Terms such as compassion have historically been associated with charity work, defined as the ability to feel another’s pain and  – crucially – wanting to reach out and help. This is different to empathy, which is merely the ability to share and understand the pain without necessarily wanting to do anything about it (see: ‘Greater Good, Science of a Meaningful Life’ for more info).

Compassion

But research is showing that the ability and action of helping others in the workplace produces a higher state of wellbeing; the so-called virtuous cycle which translates into higher productivity and engagement, better customer service, less stress-induced leave and associated healthcare costs. Emma Seppala Ph.D. at the Center for Compassion and Altruism and Research at Stanford backs this up in her latest article in Psychology Today.
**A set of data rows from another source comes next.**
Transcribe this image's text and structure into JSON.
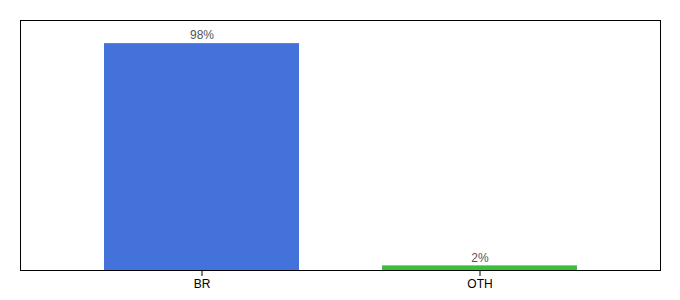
{
  "chart_data": {
    "type": "bar",
    "categories": [
      "BR",
      "OTH"
    ],
    "values": [
      98,
      2
    ],
    "value_labels": [
      "98%",
      "2%"
    ],
    "colors": [
      "#4472db",
      "#3abf3a"
    ],
    "ylim": [
      0,
      108
    ],
    "data_labels": true,
    "tick_labels": "x",
    "grid": false
  }
}
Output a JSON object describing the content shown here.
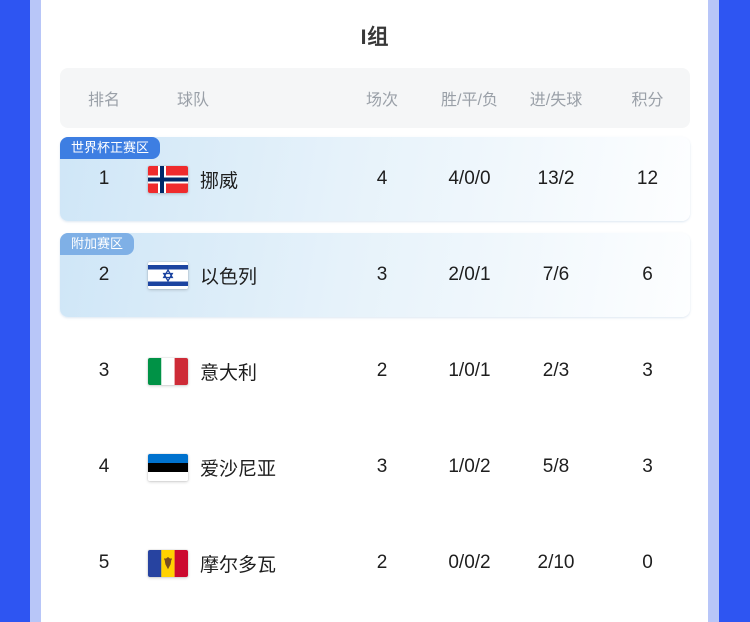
{
  "page": {
    "group_title": "I组"
  },
  "colors": {
    "side_bar_dark": "#2E55F2",
    "side_bar_light": "#B8C6F8",
    "badge_primary": "#3D7EE2",
    "badge_secondary": "#7FB0E6",
    "row_highlight_start": "#CFE6F7",
    "row_highlight_mid": "#E6F2FA",
    "row_highlight_end": "#FDFEFF",
    "header_bg": "#F5F6F7",
    "header_text": "#9AA0A8",
    "body_text": "#1E1E1E",
    "title_text": "#383838"
  },
  "table": {
    "headers": [
      "排名",
      "球队",
      "场次",
      "胜/平/负",
      "进/失球",
      "积分"
    ],
    "rows": [
      {
        "rank": "1",
        "team": "挪威",
        "flag": "norway",
        "badge": "世界杯正赛区",
        "badge_type": "primary",
        "matches": "4",
        "wdl": "4/0/0",
        "goals": "13/2",
        "points": "12",
        "highlight": true
      },
      {
        "rank": "2",
        "team": "以色列",
        "flag": "israel",
        "badge": "附加赛区",
        "badge_type": "secondary",
        "matches": "3",
        "wdl": "2/0/1",
        "goals": "7/6",
        "points": "6",
        "highlight": true
      },
      {
        "rank": "3",
        "team": "意大利",
        "flag": "italy",
        "badge": null,
        "badge_type": null,
        "matches": "2",
        "wdl": "1/0/1",
        "goals": "2/3",
        "points": "3",
        "highlight": false
      },
      {
        "rank": "4",
        "team": "爱沙尼亚",
        "flag": "estonia",
        "badge": null,
        "badge_type": null,
        "matches": "3",
        "wdl": "1/0/2",
        "goals": "5/8",
        "points": "3",
        "highlight": false
      },
      {
        "rank": "5",
        "team": "摩尔多瓦",
        "flag": "moldova",
        "badge": null,
        "badge_type": null,
        "matches": "2",
        "wdl": "0/0/2",
        "goals": "2/10",
        "points": "0",
        "highlight": false
      }
    ]
  }
}
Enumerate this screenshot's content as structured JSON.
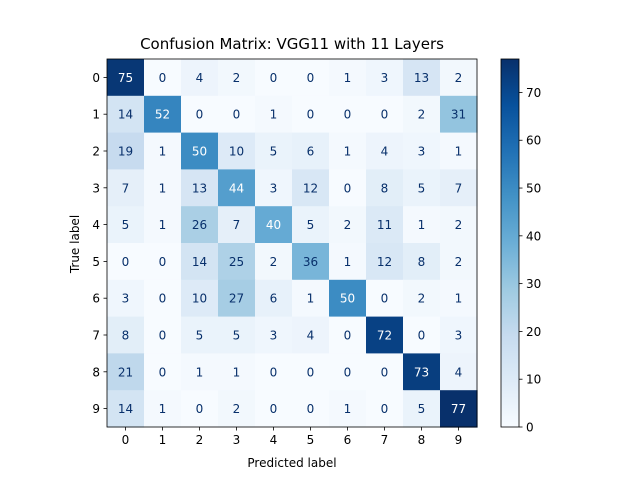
{
  "chart_data": {
    "type": "heatmap",
    "title": "Confusion Matrix: VGG11 with 11 Layers",
    "xlabel": "Predicted label",
    "ylabel": "True label",
    "x_categories": [
      "0",
      "1",
      "2",
      "3",
      "4",
      "5",
      "6",
      "7",
      "8",
      "9"
    ],
    "y_categories": [
      "0",
      "1",
      "2",
      "3",
      "4",
      "5",
      "6",
      "7",
      "8",
      "9"
    ],
    "matrix": [
      [
        75,
        0,
        4,
        2,
        0,
        0,
        1,
        3,
        13,
        2
      ],
      [
        14,
        52,
        0,
        0,
        1,
        0,
        0,
        0,
        2,
        31
      ],
      [
        19,
        1,
        50,
        10,
        5,
        6,
        1,
        4,
        3,
        1
      ],
      [
        7,
        1,
        13,
        44,
        3,
        12,
        0,
        8,
        5,
        7
      ],
      [
        5,
        1,
        26,
        7,
        40,
        5,
        2,
        11,
        1,
        2
      ],
      [
        0,
        0,
        14,
        25,
        2,
        36,
        1,
        12,
        8,
        2
      ],
      [
        3,
        0,
        10,
        27,
        6,
        1,
        50,
        0,
        2,
        1
      ],
      [
        8,
        0,
        5,
        5,
        3,
        4,
        0,
        72,
        0,
        3
      ],
      [
        21,
        0,
        1,
        1,
        0,
        0,
        0,
        0,
        73,
        4
      ],
      [
        14,
        1,
        0,
        2,
        0,
        0,
        1,
        0,
        5,
        77
      ]
    ],
    "colormap": "Blues",
    "value_range": [
      0,
      77
    ],
    "colorbar_ticks": [
      "0",
      "10",
      "20",
      "30",
      "40",
      "50",
      "60",
      "70"
    ],
    "grid": false
  }
}
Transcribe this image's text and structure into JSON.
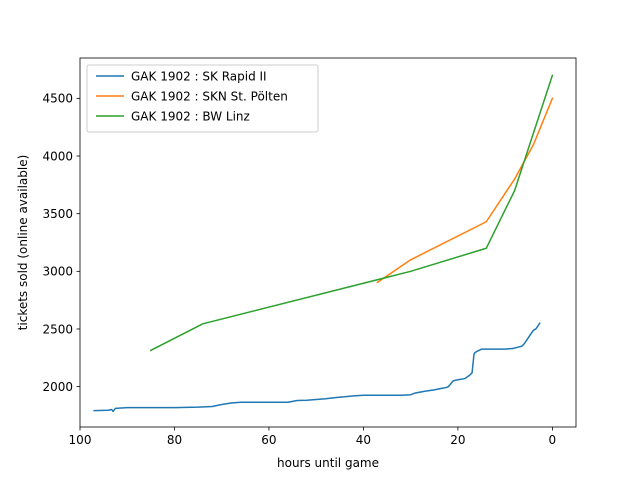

So how can leaders and managers create a culture that promotes compassion and kindness – without appearing weak or ‘soft’? Here are a few ideas to get started:

  1. Reward random acts of kindness – a client recently awarded an employee who had spontaneously sent a customer a get well card on hearing they were ill.
  2. Promote the ‘human’ side of HR – ensure there is at least one person available who can provide a sympathetic listening ear at any time.
  3. Support a charity project – ask all staff to put forward suggestions and ensure the selection criteria is open and transparent.
  4. Don’t ‘sweep things under the carpet’ – if an employee is going through tough times (bereavement, cancer treatment etc) ensure there is space for colleagues to discuss the impact at both an activity and emotional level.
  5. Foster an environment where people are able to ask for help when needed. Overwhelm and fear of job security can often prevent people from saying ‘I can’t cope’ – leading to breakdowns which then impact customers and relationships at work.

Compassion and kindness are both inherent qualities in human nature. Balancing the rational and cognitive aspects of work with the relational, emotional aspects of working in community with others is one of the biggest challenges for leaders, and indeed everyone working in business today.